Does this make me a "good" mom or a "bad" mom? No, it just makes me a human mom.
The Important Stuff
I don't paint a rosy picture of the world. I tell my boys how it is; I tell them how the world works; sometimes it just sucks and sometimes it's amazing; better than anyone could have imagined. I do give my kids credit for understanding difficult concepts. I believe they are wise little beings that I can certainly learn from; and I do on a daily basis.
So, does any of it matter? I don't think much of it does. I think the kids who eat dinosaur shaped chicken nuggets weekly and play video games every evening could be as brilliant, creative and healthy as my boys who have NEVER had any kind of chicken nuggets and who rarely play video games. I think the kids who have very strict rules and those who have the run of the place will all grow up to be productive, responsible adults. And those who watched hours and hours of TV won't be mushy brained deadheads.
I think for the most part what matters is love, forgiveness, security, kindness, second chances and the promise of a new day.
The Scoop
It can be hard to forgive yourself for losing your cool and snapping something petty and mean or having to check out for a few hours while your kids sit with eyes glued to episode after episode of Phineas & Ferb. You know, when you sound like a possessed, hormonal witch from hell or walk around like a blank-minded zombie? This doesn't make you a possessed, hormonal witch from hell or a blank-minded zombie; it means you are a sleep-deprived, over-stressed, probably hormonal mom. Let it go; ask for forgiveness and move on. There's nothing more stressful than trying to be the "perfect" mom.
If you feel like this too; or even if you disagree, please share this post. Over and out...
Anna
"It can be hard to forgive yourself for losing your cool and snapping something petty and mean or having to check out for a few hours while your kids sit with eyes glued to episode after episode of Phineas & Ferb."
In my view, it's not hard at all. By whose code are we obligated to sacrifice the prime of our own lives to dote on every "According to Hoyle" parenting tactic (not coincidentally promoted by those who stand to make a buck on our compliance, I might add)? Children are there to enrich our lives, not REPLACE them, and I think this basic fact has gotten lost in our child-centric society. Anytime you want to move something forward, a strategic "it's for the children!" whine will get it done, and while there are moments where that may well be a legitimate motivation for an equally legitimate cause, those conditions do NOT always obtain.

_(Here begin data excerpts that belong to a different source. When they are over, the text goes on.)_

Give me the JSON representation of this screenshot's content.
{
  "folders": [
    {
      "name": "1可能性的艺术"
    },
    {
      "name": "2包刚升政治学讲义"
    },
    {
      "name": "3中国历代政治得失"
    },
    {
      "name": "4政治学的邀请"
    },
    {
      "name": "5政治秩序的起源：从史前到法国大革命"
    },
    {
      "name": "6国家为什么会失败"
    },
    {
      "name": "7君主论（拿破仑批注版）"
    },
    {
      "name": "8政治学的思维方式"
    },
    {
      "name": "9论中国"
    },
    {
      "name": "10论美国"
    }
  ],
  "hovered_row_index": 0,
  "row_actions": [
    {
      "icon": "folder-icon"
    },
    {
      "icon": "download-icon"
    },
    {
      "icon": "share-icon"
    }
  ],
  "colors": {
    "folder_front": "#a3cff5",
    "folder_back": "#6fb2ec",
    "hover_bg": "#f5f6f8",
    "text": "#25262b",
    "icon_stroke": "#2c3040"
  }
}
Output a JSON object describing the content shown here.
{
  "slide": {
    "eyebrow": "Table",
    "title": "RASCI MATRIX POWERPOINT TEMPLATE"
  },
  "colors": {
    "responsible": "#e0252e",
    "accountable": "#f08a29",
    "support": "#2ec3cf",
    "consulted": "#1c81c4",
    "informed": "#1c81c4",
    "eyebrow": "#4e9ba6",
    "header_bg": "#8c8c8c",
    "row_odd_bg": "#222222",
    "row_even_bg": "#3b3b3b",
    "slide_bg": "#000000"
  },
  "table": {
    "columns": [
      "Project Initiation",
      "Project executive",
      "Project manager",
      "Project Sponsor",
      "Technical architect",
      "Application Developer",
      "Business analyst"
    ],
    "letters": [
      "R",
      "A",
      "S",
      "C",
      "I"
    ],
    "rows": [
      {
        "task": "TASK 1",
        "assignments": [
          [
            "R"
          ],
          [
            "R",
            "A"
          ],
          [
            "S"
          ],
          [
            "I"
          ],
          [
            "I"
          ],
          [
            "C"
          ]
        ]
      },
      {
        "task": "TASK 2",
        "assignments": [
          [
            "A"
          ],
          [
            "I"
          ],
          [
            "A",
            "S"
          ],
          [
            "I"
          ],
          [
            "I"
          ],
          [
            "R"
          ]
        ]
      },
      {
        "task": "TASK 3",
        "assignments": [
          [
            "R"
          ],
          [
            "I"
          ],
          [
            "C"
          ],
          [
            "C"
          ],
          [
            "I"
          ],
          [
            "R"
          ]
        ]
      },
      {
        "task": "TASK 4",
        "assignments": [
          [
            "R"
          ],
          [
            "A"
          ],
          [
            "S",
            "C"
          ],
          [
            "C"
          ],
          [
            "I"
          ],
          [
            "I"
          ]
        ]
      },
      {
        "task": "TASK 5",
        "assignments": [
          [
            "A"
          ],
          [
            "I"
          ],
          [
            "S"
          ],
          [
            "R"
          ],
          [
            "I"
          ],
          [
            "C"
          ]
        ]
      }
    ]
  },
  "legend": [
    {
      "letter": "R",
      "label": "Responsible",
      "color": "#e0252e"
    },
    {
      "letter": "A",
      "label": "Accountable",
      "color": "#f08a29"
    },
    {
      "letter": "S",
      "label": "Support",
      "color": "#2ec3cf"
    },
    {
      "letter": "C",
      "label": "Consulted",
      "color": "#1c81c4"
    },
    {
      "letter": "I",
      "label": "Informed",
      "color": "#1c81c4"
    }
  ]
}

I will never be a perfect parent if being a perfect parent means I lay aside everything I wanted for myself to ensure that my children do not drink hormone-laden skim milk or avoid HFCS and unfiltered water for the balance of their days. People tend to forget that "childhood" as a coherent idea has only recently emerged—it's a product of the 1920s. Before that they were known as "field hands" or "factory labor." The shift has been a salutary one, to be sure, but we may well be witnessing the pendulum swinging too far in the other direction.
So flame on, you deluded souls who fancy yourself ideal parents...flame on!